Posts tagged ‘plants ferns’

February 25, 2012

House Plant

So I have this house plant that I got from my mamaw’s house when she passed away a few years ago. I actually had obtained 4 plants. One died in transport between Indiana and Tennessee. One died after transport from Tennessee to Wisconsin. And one is still at my in-laws from when we moved from Tennessee to Wisconsin (over 2 years ago). We do have one at our house.

I have determined that I do not have the capabilities to keep plants alive in my house. The only time I can seem to remember to water it is when it has wilted to the point where you think it cannot possibly come back. Yet, it somehow manages to make it. It’s like Super Plant — which is a good thing. It would have died long ago otherwise. Trying to have orchids in my house would laughable.

I guess I have never been much of a gardener. House plants are not even considered “gardening”, though. They are so simple to care for. I’m not sure what gave me the urge to take these plants. I think it was the idea that these plants would be like a living extension of my mamaw, who was taken from this world entirely too soon at the age of 60. Also, while growing up we had a ton of plants in the house. We had tall plants, hanging plants, ferns, spider plants, etc. Then one year, my mom just stopped watering them. Though my parents’ divorce didn’t happen until many years later, I think there is some deep parallel there.

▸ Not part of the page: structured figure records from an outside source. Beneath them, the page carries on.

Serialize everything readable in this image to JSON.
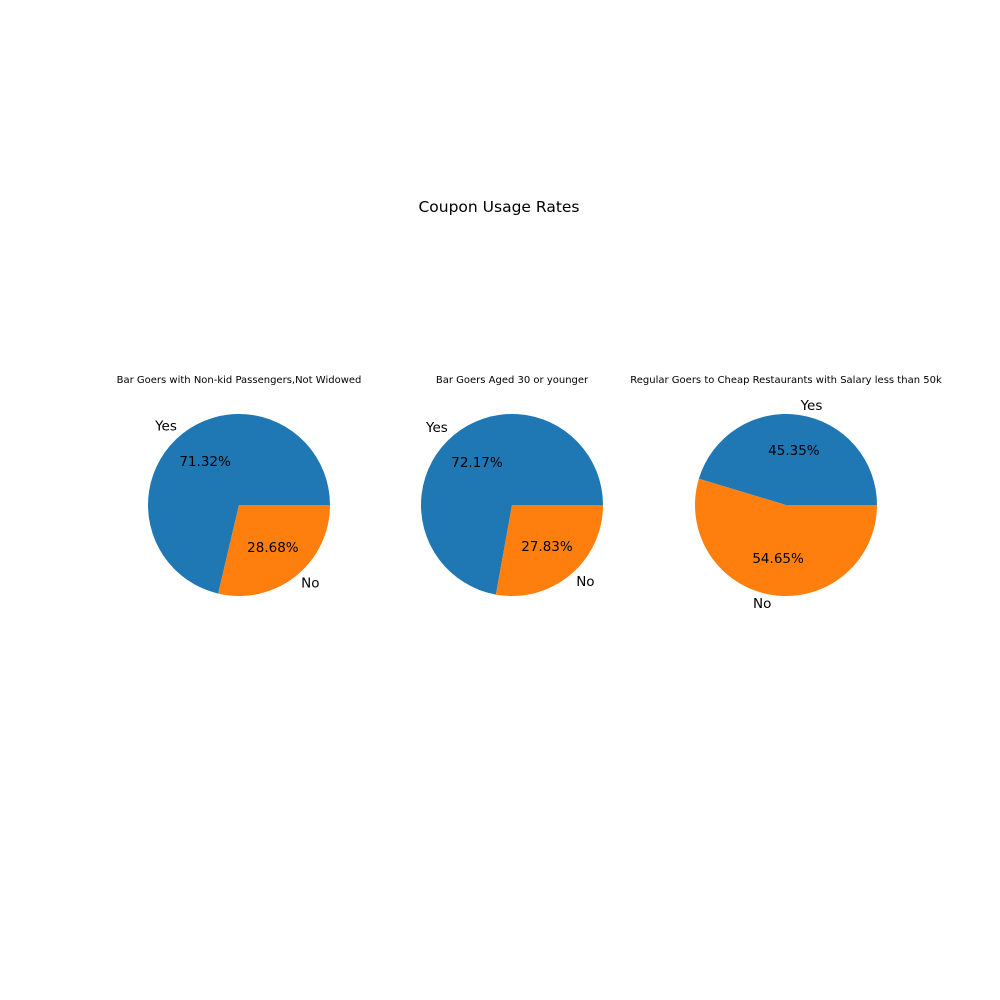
{
  "figure": {
    "title": "Coupon Usage Rates"
  },
  "colors": {
    "yes": "#1f77b4",
    "no": "#ff7f0e"
  },
  "chart_data": [
    {
      "type": "pie",
      "title": "Bar Goers with Non-kid Passengers,Not Widowed",
      "slices": [
        {
          "label": "Yes",
          "value": 71.32,
          "pct_label": "71.32%",
          "color": "#1f77b4"
        },
        {
          "label": "No",
          "value": 28.68,
          "pct_label": "28.68%",
          "color": "#ff7f0e"
        }
      ]
    },
    {
      "type": "pie",
      "title": "Bar Goers Aged 30 or younger",
      "slices": [
        {
          "label": "Yes",
          "value": 72.17,
          "pct_label": "72.17%",
          "color": "#1f77b4"
        },
        {
          "label": "No",
          "value": 27.83,
          "pct_label": "27.83%",
          "color": "#ff7f0e"
        }
      ]
    },
    {
      "type": "pie",
      "title": "Regular Goers to Cheap Restaurants with Salary less than 50k",
      "slices": [
        {
          "label": "Yes",
          "value": 45.35,
          "pct_label": "45.35%",
          "color": "#1f77b4"
        },
        {
          "label": "No",
          "value": 54.65,
          "pct_label": "54.65%",
          "color": "#ff7f0e"
        }
      ]
    }
  ]
}
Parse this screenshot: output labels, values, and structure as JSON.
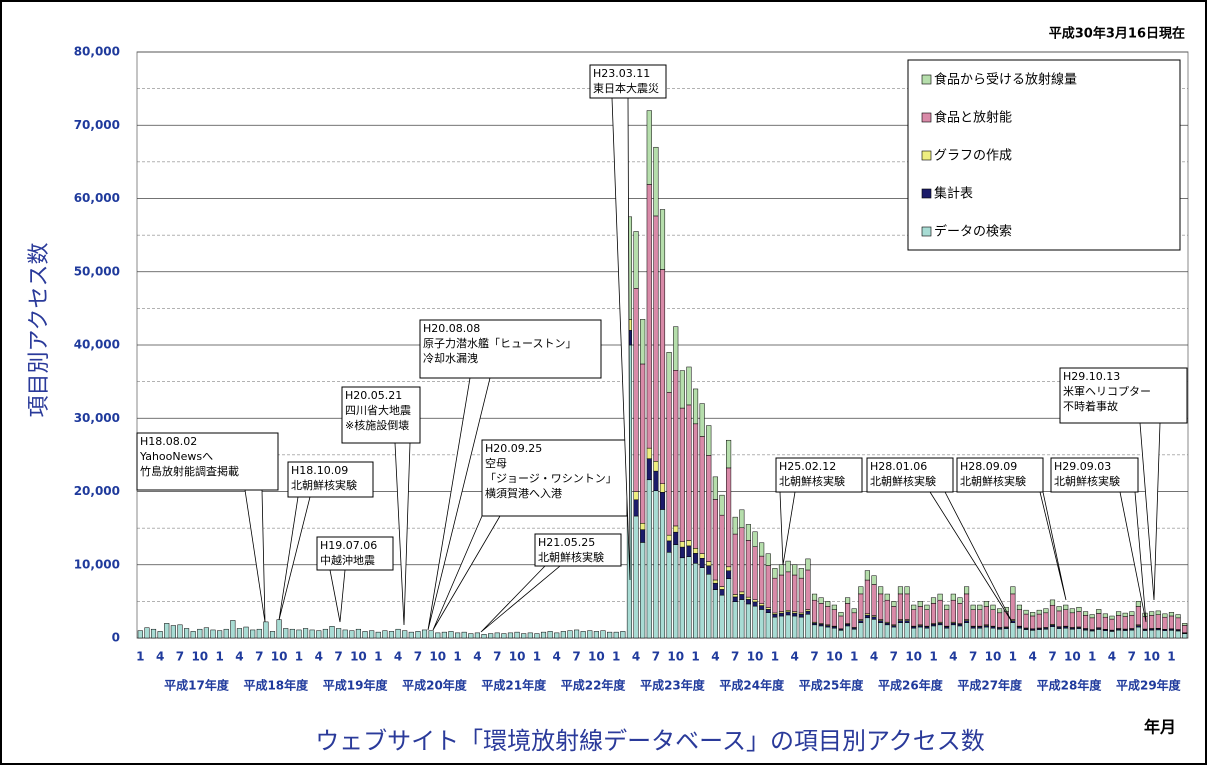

Maybe I equate the house plants to love and life in my world. If I keep them alive, then somehow Mamaw is still with me and there is a physical proof of love in my life. It’s a thought. But what I’m finding is that I do not have a green thumb. If my theory is true, then if this plant eventually dies I’m incapable of love and my mamaw’s legacy is gone forever.

Well that’s not right… is it? I think often times we develop these unrealistic and unhealthy attachments to objects for sentimental purposes. There is nothing wrong with sentiment. It helps us to appreciate what we have and to remember good times and good people. But what happens when that thing breaks? Or we lose it? Or it dies? We need to take time to understand why we cherish the item, but we need to know that it is just that; an item. The thing to cherish is the memory itĀ invokes.